The U.S. government obviously is aware of Iran’s provocative activities in our own neighborhood. As far back as 2006, according to a U.S. diplomatic cable released by WikiLeaks, State Department officers were asking all the right questions about Venezuela’s uranium riches. Unfortunately, U.S. diplomats either have failed to monitor Iran’s suspect mining activities in the Western Hemisphere or have failed to connect the dots about the dangerous game being played by Iran and co-conspirators in Venezuela and Ecuador.
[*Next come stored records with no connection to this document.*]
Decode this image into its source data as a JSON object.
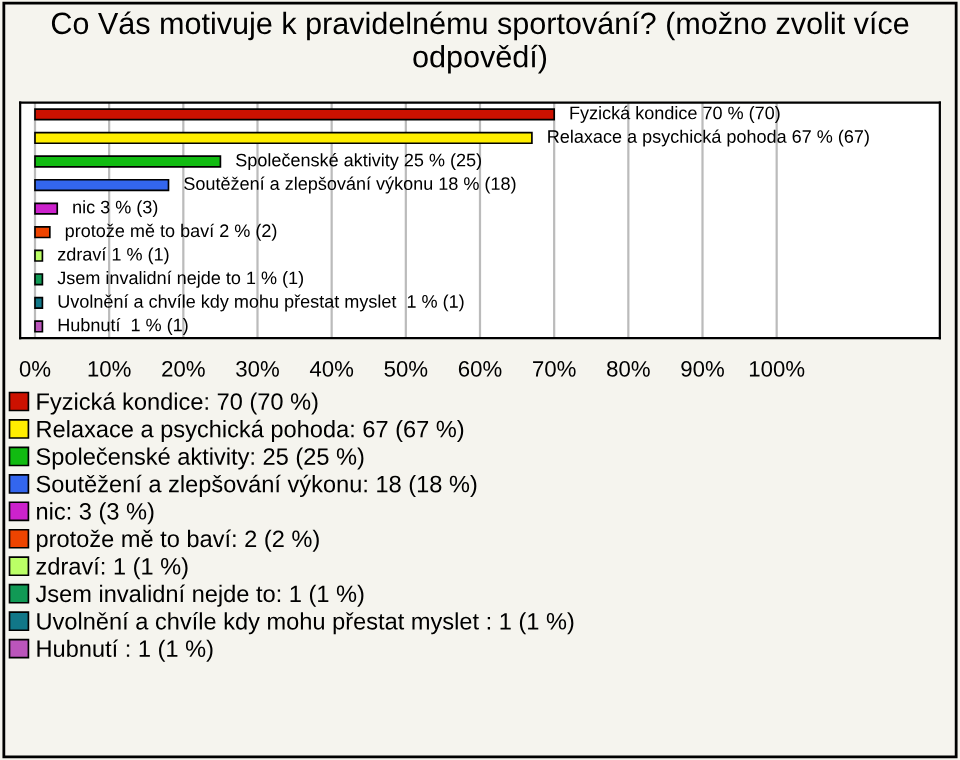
{
  "chart_data": {
    "type": "bar",
    "orientation": "horizontal",
    "title": "Co Vás motivuje k pravidelnému sportování? (možno zvolit více odpovědí)",
    "categories": [
      null,
      null,
      null,
      null,
      null,
      null,
      null,
      null,
      null,
      null
    ],
    "series": [
      {
        "name": "Fyzická kondice: 70 (70 %)",
        "color": "#cc1100",
        "values": [
          70,
          null,
          null,
          null,
          null,
          null,
          null,
          null,
          null,
          null
        ],
        "value_labels": [
          "Fyzická kondice 70 % (70)",
          null,
          null,
          null,
          null,
          null,
          null,
          null,
          null,
          null
        ]
      },
      {
        "name": "Relaxace a psychická pohoda: 67 (67 %)",
        "color": "#ffee00",
        "values": [
          null,
          67,
          null,
          null,
          null,
          null,
          null,
          null,
          null,
          null
        ],
        "value_labels": [
          null,
          "Relaxace a psychická pohoda 67 % (67)",
          null,
          null,
          null,
          null,
          null,
          null,
          null,
          null
        ]
      },
      {
        "name": "Společenské aktivity: 25 (25 %)",
        "color": "#11bb11",
        "values": [
          null,
          null,
          25,
          null,
          null,
          null,
          null,
          null,
          null,
          null
        ],
        "value_labels": [
          null,
          null,
          "Společenské aktivity 25 % (25)",
          null,
          null,
          null,
          null,
          null,
          null,
          null
        ]
      },
      {
        "name": "Soutěžení a zlepšování výkonu: 18 (18 %)",
        "color": "#3366ee",
        "values": [
          null,
          null,
          null,
          18,
          null,
          null,
          null,
          null,
          null,
          null
        ],
        "value_labels": [
          null,
          null,
          null,
          "Soutěžení a zlepšování výkonu 18 % (18)",
          null,
          null,
          null,
          null,
          null,
          null
        ]
      },
      {
        "name": "nic: 3 (3 %)",
        "color": "#cc22cc",
        "values": [
          null,
          null,
          null,
          null,
          3,
          null,
          null,
          null,
          null,
          null
        ],
        "value_labels": [
          null,
          null,
          null,
          null,
          "nic 3 % (3)",
          null,
          null,
          null,
          null,
          null
        ]
      },
      {
        "name": "protože mě to baví: 2 (2 %)",
        "color": "#ee4400",
        "values": [
          null,
          null,
          null,
          null,
          null,
          2,
          null,
          null,
          null,
          null
        ],
        "value_labels": [
          null,
          null,
          null,
          null,
          null,
          "protože mě to baví 2 % (2)",
          null,
          null,
          null,
          null
        ]
      },
      {
        "name": "zdraví: 1 (1 %)",
        "color": "#bbff66",
        "values": [
          null,
          null,
          null,
          null,
          null,
          null,
          1,
          null,
          null,
          null
        ],
        "value_labels": [
          null,
          null,
          null,
          null,
          null,
          null,
          "zdraví 1 % (1)",
          null,
          null,
          null
        ]
      },
      {
        "name": "Jsem invalidní nejde to: 1 (1 %)",
        "color": "#119955",
        "values": [
          null,
          null,
          null,
          null,
          null,
          null,
          null,
          1,
          null,
          null
        ],
        "value_labels": [
          null,
          null,
          null,
          null,
          null,
          null,
          null,
          "Jsem invalidní nejde to 1 % (1)",
          null,
          null
        ]
      },
      {
        "name": "Uvolnění a chvíle kdy mohu přestat myslet : 1 (1 %)",
        "color": "#117788",
        "values": [
          null,
          null,
          null,
          null,
          null,
          null,
          null,
          null,
          1,
          null
        ],
        "value_labels": [
          null,
          null,
          null,
          null,
          null,
          null,
          null,
          null,
          "Uvolnění a chvíle kdy mohu přestat myslet  1 % (1)",
          null
        ]
      },
      {
        "name": "Hubnutí : 1 (1 %)",
        "color": "#bb55bb",
        "values": [
          null,
          null,
          null,
          null,
          null,
          null,
          null,
          null,
          null,
          1
        ],
        "value_labels": [
          null,
          null,
          null,
          null,
          null,
          null,
          null,
          null,
          null,
          "Hubnutí  1 % (1)"
        ]
      }
    ],
    "xlim": [
      -2,
      122
    ],
    "xticks": [
      {
        "value": 0,
        "label": "0%"
      },
      {
        "value": 10,
        "label": "10%"
      },
      {
        "value": 20,
        "label": "20%"
      },
      {
        "value": 30,
        "label": "30%"
      },
      {
        "value": 40,
        "label": "40%"
      },
      {
        "value": 50,
        "label": "50%"
      },
      {
        "value": 60,
        "label": "60%"
      },
      {
        "value": 70,
        "label": "70%"
      },
      {
        "value": 80,
        "label": "80%"
      },
      {
        "value": 90,
        "label": "90%"
      },
      {
        "value": 100,
        "label": "100%"
      }
    ],
    "grid": "x",
    "legend": "bottom"
  }
}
President Obama has an excellent opportunity to turn this situation around and raise the issue of Iranian activities in Ecuador and Venezuela when he visits the region next month. In stops in the capitals of two regional heavyweights, Brazil, and Chile, he should privately press both countries to be more engaged in understanding and responding to the dangers to regional and international security of the escalating Iranian presence in our neighborhood. The president should also take the case to Latin American audiences that no good can come from collaboration with Iran and they risk immersing their countries in international disputes of the highest order in which they have absolutely no interest.
If the administration fails to act on its own accord, the U.S. Congress must press for more effective measures to investigate whether Iran, Venezuela, Ecuador, and any other nation may be violating United Nations sanctions. Presidents Correa and Hugo Chávez are knee-jerk enemies of the United States. However, if their actions are found to constitute a threat to international peace and security, they must be made to pay the price.